Analysis of microbial volatile organic compounds (mVOCs)

Bacteria cultures were inoculated by pipetting 10 μL glycerol stock prepared in tryptic soy agar (TSA) containing 20% glycerol in 50 mL MS liquid medium⁶² containing 1.5% (w/v) sucrose, 0.4% (w/v) TSA and kept for 24 h at 37 °C. For volatile capture, 5 mL aliquots of the broth were placed in a 20 mL solid-phase microextraction (SPME) vials in a laminar flow hood. Then, 10 μL of ultra-pure (Resistivity: 18.2 MΩ·cm at 25 °C) water containing 1 μg cis-3-hexeneyl acetate (Sigma-Aldrich, St. Louis, MO) as the internal standard was added and the vials sealed withTeflon^®-lined magnetic caps using a hand crimper to prevent the escape of volatiles. SPME and gas chromatography–mass spectrometry analysis of the volatiles were performed as detailed below⁴⁹. Earlier studies, in which the volatile composition of media alone was determined using the same analytical approach, showed a very negligible background (i.e., Fig. 2 in Ryu et al.²⁹).

To capture the collected volatiles, a 50/30 μm DVB-CAR-PDMS SPME fiber (57328-U, Supelco, Bellefonte, PA) was inserted into the headspace above the bacterial culture and the vials were placed in a temperature-controlled oven at 50 °C. Heating is essential and used in all SPME methods to ensure equilibration and saturation of volatiles in the headspace. Adsorption of volatiles was performed for 30 min, and fibers were desorbed at 210 °C for 1 min in the injection port of a gas chromatograph interfaced with a mass spectrometer (GC-17A GC and QP-5000 MS, Shimadzu, Kyoto, Japan).

Volatiles were separated on a DB5-MS capillary column (30 m length, 0.25 mm inner diameter, (J&W Scientific/Agilent Technologies, Santa Clara, CA). Injections were made in the split-less mode for 30 s. The gas chromatograph was operated under the following conditions: injector 220 °C, column oven 36 °C for 3 min, then programmed at a rate of 12 °C min⁻¹ to 180 °C, kept at 180 °C for 5 min, and then increased by 40 °C·min⁻¹ to 220 °C and held for 2 min.

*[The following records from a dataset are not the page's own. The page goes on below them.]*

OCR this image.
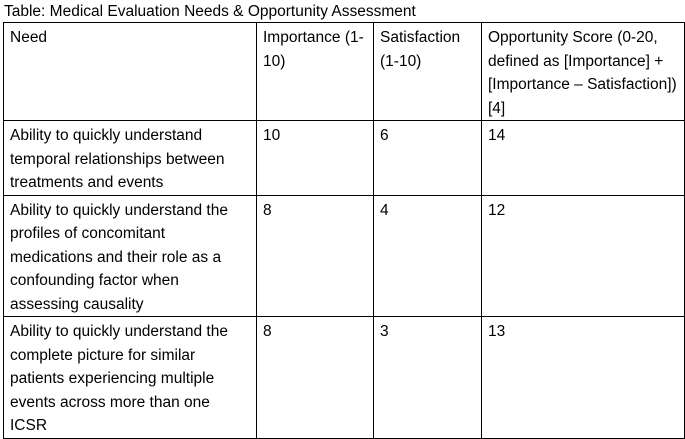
Table: Medical Evaluation Needs & Opportunity Assessment
Need	Importance (1-10)	Satisfaction (1-10)	Opportunity Score (0-20, defined as [Importance] + [Importance – Satisfaction]) [4]
Ability to quickly understand temporal relationships between treatments and events	10	6	14
Ability to quickly understand the profiles of concomitant medications and their role as a confounding factor when assessing causality	8	4	12
Ability to quickly understand the complete picture for similar patients experiencing multiple events across more than one ICSR	8	3	13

Helium carrier gas was injected at 1 mL·min⁻¹. The transfer line and ion-source temperatures were adjusted at 230 °C and 180 °C, respectively. The quadrupole mass spectrometer (QP-5000 MS, Agilent Technologies) was operated in the electron ionization mode at 70 eV. The scan range was set at 40–500 m/z (mass-to-charge ratio). Volatile components were identified using the procedure described in Farag and Wessjohann⁶³ and peaks were first deconvoluted using AMDIS software (www.amdis.net) and identified by its Kovat retention indices (RI) relative to n-alkanes (C₆–C₂₀) in the NIST/EPA/NIH mass spectral library database and with volatile standards, when available. The Kovat index refers to relative retention time measurements comparing hydrocarbon stand mixture C₈–C₂₀ to allow comparisons among databases.

Statistical analysis

Each experiment was repeated at least twice. Results presented are the average of two or three experiments, in each case. All data was analyzed by ANOVA, employing Fisher’s post-hoc analysis at p < 0.05 in Statistica 8.0 software (StatSoft, Tulsa, OK).

Considering the complexity of GC-MS data, multivariate data analyses are commonly used to detect compositional differences between species and help identify potential chemical markers for discrimination in an untargeted manner. Principal component analysis (PCA) is the most commonly used unsupervised multivariate data analysis method. Models allow clustering of samples according to intrinsic variance between them and without being biased by desired outcomes⁶⁴. Multivariate data analysis of mVOCs was done by PCA and orthogonal partial least squares-discriminant analysis (OPLS-DA), performed using the program SIMCA-P 13.0 (MKS Umetrics, Malmö, Sweden). The PCA was run to obtain a general overview of the variance of volatile metabolites, and OPLS-DA was performed to obtain information on differences in the composition of volatiles between A. brasilense and B. pumilus strains. The Distance to the Model (DModX) test was used to verify the presence of outliers and evaluate whether a sample fell within the model applicability domain.